Word was sent to the 10th Mountain Division troops across the city to mobilize immediately. This was going to be one hell of a gunfight.
7
“We gotta go,” Nelson told Lieutenant DiTomasso. “We gotta go right now.”
From Chalk Two’s position at the target block’s northeast corner, Nelson had gotten a pretty good fix on where Super Six One had crashed. He could see crowds of Somalis already running that way.
“No, we’ve got to stay here,” said the lieutenant.
“There’s a crowd over there,” argued Nelson, the impending disaster overcoming his deference for rank.
“Stand fast,” DiTomasso said.
“I’m going,” said Nelson.
Guns poked out of a window across the street, and just then he spotted two Somali boys running, one with something in his hand. Nelson dropped to a knee and fired a burst with the M-60. Both boys fell. One had been holding a stick.

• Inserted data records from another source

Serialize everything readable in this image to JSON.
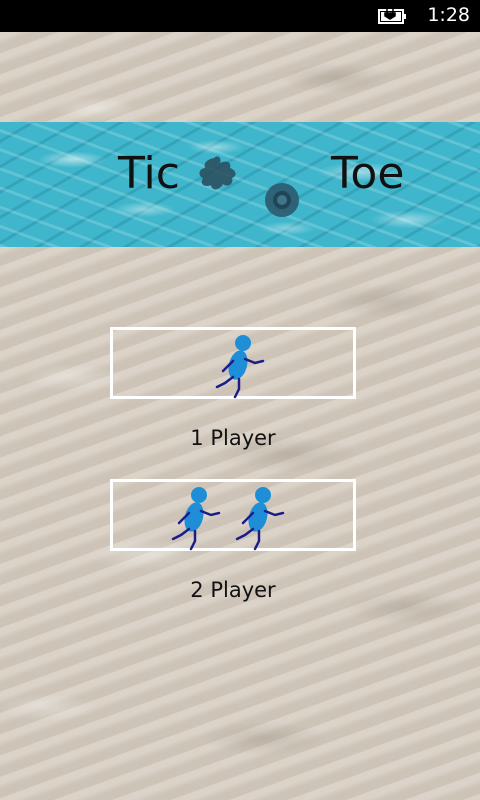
{
  "status_bar": {
    "time": "1:28",
    "battery_icon": "battery-charging-icon"
  },
  "banner": {
    "title_left": "Tic",
    "title_right": "Toe",
    "x_mark_icon": "splat-x-icon",
    "o_mark_icon": "ring-o-icon"
  },
  "menu": {
    "one_player": {
      "label": "1 Player",
      "icon": "single-runner-icon"
    },
    "two_player": {
      "label": "2 Player",
      "icon": "two-runners-icon"
    }
  },
  "colors": {
    "runner_body": "#1e8fd6",
    "runner_limbs": "#1d1d8a",
    "button_border": "#ffffff",
    "water": "#3fb6cb",
    "sand": "#d6cdc1"
  }
}
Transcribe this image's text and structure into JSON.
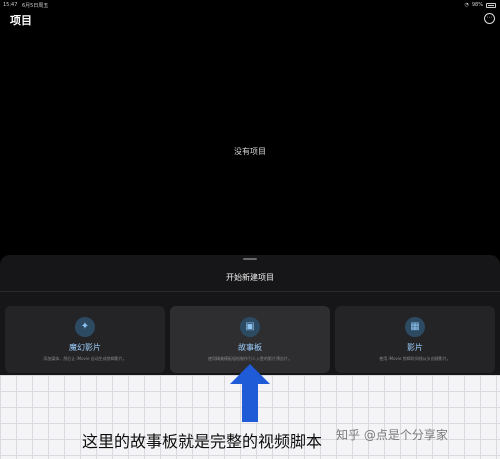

The other got up and limped for cover.
Specialist Waddell was feeling the same urge to run toward the crash. They had all heard about the way the Somalis had mutilated the remains of the men who died in the previous Black Hawk crash. In the hangar they had talked it over. They resolved that such a thing would never happen to their guys.
DiTomasso held
Nelson back. He raised Captain Steele on the radio.
“I know where it is. I’m leaving,” the lieutenant said.

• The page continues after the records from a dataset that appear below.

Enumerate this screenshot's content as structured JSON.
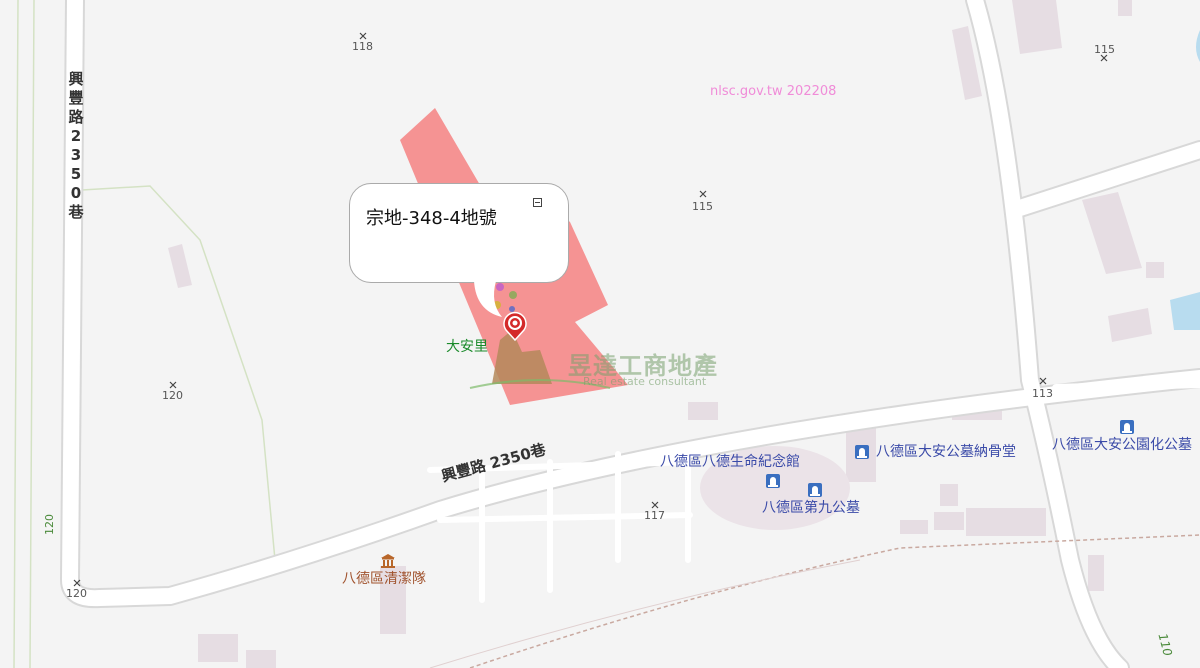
{
  "map": {
    "attribution": "nlsc.gov.tw 202208",
    "popup": {
      "title": "宗地-348-4地號"
    },
    "watermark": {
      "name": "昱達工商地產",
      "subtitle": "Real estate consultant"
    },
    "roads": {
      "left_vertical": "興豐路 2350巷",
      "lower_diagonal": "興豐路 2350巷",
      "left_edge_number": "120",
      "bottom_right_number": "110"
    },
    "elevations": [
      "118",
      "115",
      "115",
      "120",
      "113",
      "117",
      "120"
    ],
    "areas": {
      "village": "大安里"
    },
    "pois": {
      "memorial_hall": "八德區八德生命紀念館",
      "ossuary": "八德區大安公墓納骨堂",
      "cemetery_9": "八德區第九公墓",
      "park_cemetery": "八德區大安公園化公墓",
      "cleaning_team": "八德區清潔隊"
    },
    "colors": {
      "parcel": "#f48a8a",
      "road": "#ffffff",
      "building": "#e6dde3",
      "water": "#b8dcef",
      "poi_text": "#3a4aa8",
      "marker": "#d42a2a"
    },
    "icons": [
      "close-icon",
      "location-pin-icon",
      "cemetery-icon",
      "government-building-icon"
    ]
  }
}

“No, wait,” said Steele. He could understand the urge to go help, but if Chalk Two just took off, the target building perimeter would break down. He tried to get on the command net, but the airwaves were so busy he couldn’t be heard.
He waited fifteen seconds.
“We need to go!” Nelson was shouting at DiTomasso. “Now!”
As he started running, Steele called back.
“Okay, go,” he told DiTomasso. “But I want somebody to stay.”
DiTomasso shouted, “All right, Nelson. Make it happen.”
With some of the men already in pursuit of Nelson, the lieutenant ran down the street to Sergeant Yurek. He would leave half the chalk.
“You keep the fight here,” he told Yurek.
Eight Rangers moved at a trot. DiTomasso caught up with Nelson and his M-60 in front. Waddell was in the rear with his SAW. They moved with their weapons up and ready. Somalis took wild shots at them from windows and doorways as they moved, but no one was hit. Twice on their way east, Nelson dropped to a knee and opened fire on the crowd moving parallel to them one block north.
When they rounded the corner three blocks over, there was a wide sand road that sloped down to the intersection of the alley where Super Six One lay. Straight in front of them—and this just astonished Nelson—one of the Little Birds had landed. Its rotors were turning in a space so small the tips were just inches from the stone walls.